The Greenwash Index website is our effort to create an exclusion list, which in a general context is defined as a list of entities that are intentionally excluded from standard procedures due to not fulfilling the general criteria of a specific category.
In the context of sustainable finance, an exclusion list will not absolve companies from their responsibility in adhering to the current regulations. However, the existence of an exclusion list may greatly help identify companies that are actively involved in operations that go against the principles of ecological responsibility, social responsibility, and ESG.
These companies are thus categorized as unfit to receive financial leverages from financial service institutions.
Background of the exclusion list
- The Paris Agreement had set carbon emission reduction targets for all countries to prevent global temperature rise of more than 2°C, striving to limit it to as low as 1.5°C. Indonesia has in turn reinforced its climate targets in its Enhanced NDC policy, focusing on emission reductions to achieve a net-zero sink by 2060.
- According to data from Global Forest Watch, Indonesia’s primary forest area loss showed significant decline, from 929 thousand hectares (kha) in 2016 to 203 kha in 2021. However, deforestation rate has seen a worrying resurgence in the last two years, reaching 230 kha in 2022 and 292 kha in 2023.
- Analysis by Forests & Finance reveals that an average of $9 billion (approximately Rp148 trillion) worth of financial loans and guarantees between 2016 and September 2023 posed significant risks to forests in Indonesia . Bank Mandiri, Bank Rakyat Indonesia, Bank Central Asia, and Bank Negara Indonesia rank as the largest creditors.

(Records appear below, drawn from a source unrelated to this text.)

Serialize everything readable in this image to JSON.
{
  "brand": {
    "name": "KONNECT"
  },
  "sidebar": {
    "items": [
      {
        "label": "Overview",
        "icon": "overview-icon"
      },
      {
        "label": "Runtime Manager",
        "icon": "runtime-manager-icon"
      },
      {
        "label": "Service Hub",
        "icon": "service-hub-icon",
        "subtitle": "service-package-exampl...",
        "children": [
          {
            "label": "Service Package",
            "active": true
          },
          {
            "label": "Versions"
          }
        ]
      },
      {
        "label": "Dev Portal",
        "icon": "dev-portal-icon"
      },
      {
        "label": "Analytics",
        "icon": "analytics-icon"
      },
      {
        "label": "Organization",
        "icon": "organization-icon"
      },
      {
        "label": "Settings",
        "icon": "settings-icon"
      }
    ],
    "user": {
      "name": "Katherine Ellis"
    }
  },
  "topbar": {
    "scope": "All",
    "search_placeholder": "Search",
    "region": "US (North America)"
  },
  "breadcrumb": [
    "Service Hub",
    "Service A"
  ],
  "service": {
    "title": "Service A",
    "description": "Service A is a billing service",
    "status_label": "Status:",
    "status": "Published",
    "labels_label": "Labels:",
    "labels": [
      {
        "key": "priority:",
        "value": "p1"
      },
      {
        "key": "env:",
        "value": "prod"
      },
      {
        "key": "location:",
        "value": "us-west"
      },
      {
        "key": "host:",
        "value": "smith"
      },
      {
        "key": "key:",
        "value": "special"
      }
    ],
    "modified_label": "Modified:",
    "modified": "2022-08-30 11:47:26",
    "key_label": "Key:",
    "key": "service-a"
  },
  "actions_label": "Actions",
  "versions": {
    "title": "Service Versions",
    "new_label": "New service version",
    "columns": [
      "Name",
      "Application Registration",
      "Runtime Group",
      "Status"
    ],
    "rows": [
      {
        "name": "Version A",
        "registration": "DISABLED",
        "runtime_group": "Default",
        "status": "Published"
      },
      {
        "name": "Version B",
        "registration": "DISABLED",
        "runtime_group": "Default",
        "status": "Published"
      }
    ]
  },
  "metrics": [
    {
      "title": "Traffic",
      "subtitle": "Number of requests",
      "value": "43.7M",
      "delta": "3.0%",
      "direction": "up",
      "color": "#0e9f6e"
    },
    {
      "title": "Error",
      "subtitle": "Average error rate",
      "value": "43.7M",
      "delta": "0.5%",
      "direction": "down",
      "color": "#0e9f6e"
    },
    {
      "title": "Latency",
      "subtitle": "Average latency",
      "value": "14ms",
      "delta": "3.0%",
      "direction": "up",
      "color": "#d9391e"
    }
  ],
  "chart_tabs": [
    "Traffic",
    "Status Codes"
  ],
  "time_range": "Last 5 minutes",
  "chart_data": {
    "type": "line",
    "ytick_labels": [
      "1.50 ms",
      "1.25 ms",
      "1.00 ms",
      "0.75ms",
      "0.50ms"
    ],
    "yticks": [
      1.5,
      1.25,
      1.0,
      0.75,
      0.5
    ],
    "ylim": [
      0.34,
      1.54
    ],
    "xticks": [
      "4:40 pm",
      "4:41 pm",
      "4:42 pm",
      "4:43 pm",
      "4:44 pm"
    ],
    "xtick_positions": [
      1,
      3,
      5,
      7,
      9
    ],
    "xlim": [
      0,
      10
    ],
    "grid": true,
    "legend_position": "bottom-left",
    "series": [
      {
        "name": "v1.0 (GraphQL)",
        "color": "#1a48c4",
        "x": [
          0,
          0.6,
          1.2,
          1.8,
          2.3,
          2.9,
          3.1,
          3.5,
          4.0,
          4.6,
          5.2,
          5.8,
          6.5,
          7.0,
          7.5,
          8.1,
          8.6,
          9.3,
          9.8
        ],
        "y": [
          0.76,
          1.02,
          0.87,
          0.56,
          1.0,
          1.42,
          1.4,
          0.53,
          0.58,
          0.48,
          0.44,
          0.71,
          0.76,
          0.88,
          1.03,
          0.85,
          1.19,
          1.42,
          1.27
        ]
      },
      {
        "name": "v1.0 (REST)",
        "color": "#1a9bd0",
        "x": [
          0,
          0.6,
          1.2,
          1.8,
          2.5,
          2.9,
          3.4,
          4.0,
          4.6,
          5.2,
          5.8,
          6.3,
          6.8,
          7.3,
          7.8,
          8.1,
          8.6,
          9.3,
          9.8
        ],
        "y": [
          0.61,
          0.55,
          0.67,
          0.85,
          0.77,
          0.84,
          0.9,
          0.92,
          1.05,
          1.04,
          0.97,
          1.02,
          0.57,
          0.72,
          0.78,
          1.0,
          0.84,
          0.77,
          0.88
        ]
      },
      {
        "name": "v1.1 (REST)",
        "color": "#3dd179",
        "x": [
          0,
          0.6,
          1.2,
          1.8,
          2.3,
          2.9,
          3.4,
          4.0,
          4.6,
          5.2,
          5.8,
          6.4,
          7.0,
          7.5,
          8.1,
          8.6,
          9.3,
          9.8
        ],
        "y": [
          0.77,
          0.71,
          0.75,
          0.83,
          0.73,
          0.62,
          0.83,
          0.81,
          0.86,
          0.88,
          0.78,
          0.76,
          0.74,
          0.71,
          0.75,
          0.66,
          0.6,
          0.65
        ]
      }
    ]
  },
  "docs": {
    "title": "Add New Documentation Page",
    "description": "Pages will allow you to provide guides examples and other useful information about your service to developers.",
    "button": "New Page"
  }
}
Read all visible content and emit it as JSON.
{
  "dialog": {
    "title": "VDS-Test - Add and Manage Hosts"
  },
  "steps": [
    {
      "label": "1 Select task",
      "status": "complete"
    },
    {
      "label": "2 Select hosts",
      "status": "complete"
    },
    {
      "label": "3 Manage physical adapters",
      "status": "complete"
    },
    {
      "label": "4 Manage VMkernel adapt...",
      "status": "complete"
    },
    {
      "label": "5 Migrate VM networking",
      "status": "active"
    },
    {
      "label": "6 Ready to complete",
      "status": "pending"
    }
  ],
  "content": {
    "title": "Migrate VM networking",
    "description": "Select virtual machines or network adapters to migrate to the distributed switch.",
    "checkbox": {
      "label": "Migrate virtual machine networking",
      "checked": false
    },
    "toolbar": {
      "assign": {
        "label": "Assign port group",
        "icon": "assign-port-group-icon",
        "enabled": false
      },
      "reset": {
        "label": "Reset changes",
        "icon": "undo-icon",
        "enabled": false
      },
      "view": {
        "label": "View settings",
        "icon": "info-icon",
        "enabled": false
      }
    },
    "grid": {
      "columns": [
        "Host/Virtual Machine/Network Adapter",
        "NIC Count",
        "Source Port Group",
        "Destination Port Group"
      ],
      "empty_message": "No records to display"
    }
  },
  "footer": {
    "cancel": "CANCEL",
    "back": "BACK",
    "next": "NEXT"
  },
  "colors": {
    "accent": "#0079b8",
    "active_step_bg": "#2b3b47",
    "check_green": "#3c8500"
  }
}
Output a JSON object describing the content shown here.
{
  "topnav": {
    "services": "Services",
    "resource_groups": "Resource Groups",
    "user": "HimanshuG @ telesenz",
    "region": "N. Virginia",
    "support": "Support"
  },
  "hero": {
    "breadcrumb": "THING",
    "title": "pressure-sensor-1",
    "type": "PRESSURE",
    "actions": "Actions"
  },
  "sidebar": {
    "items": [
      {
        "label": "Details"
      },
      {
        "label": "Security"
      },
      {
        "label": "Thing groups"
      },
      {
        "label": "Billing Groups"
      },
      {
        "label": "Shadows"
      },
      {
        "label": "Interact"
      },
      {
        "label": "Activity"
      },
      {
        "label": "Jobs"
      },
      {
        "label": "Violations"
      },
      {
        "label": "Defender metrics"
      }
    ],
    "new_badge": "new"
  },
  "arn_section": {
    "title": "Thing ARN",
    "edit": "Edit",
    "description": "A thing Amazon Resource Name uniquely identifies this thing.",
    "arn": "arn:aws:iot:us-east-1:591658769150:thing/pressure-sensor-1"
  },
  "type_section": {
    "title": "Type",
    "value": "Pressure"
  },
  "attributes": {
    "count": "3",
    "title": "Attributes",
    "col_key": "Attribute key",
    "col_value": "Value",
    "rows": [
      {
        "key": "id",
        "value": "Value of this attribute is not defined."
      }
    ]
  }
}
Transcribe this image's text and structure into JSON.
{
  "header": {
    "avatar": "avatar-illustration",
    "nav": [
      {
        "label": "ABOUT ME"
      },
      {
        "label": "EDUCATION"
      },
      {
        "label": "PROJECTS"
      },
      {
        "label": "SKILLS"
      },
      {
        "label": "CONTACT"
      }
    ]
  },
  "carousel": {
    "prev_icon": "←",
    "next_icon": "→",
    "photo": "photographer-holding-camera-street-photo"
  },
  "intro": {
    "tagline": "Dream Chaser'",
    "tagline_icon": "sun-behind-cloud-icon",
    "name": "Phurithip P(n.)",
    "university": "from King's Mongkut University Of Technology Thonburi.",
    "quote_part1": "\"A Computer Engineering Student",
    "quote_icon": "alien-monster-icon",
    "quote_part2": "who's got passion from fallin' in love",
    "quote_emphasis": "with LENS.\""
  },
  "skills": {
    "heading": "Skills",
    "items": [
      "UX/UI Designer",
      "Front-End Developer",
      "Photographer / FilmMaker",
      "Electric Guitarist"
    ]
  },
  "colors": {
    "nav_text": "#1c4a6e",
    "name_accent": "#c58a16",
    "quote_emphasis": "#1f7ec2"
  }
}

- The 2022 Bank Ranking Report by the ResponsiBank Indonesia Coalition highlights that 11 major banks in Indonesia have inadequately implemented sustainable finance policies. The five top-ranking banks in Indonesia still fall within the “highly inadequate” and “inadequate” categories, scoring between 1.9 and 3.6 out of 10 based on criteria assessed under the Fair Finance Guide International (FFGI).
Purpose of the exclusion list
- Limit funding or investment by financial institutions towards corporations that are indicated to cause negative impacts in the context of ESG.
- Ensuring portfolios of financial institutions align with sustainability values and principles.
- Encouraging corporations in forest-risk sectors to enhance ESG standards to meet investment criteria before securing funding.
- Protecting the reputation of financial institutions from potential associations with controversial or unethical entities or activities.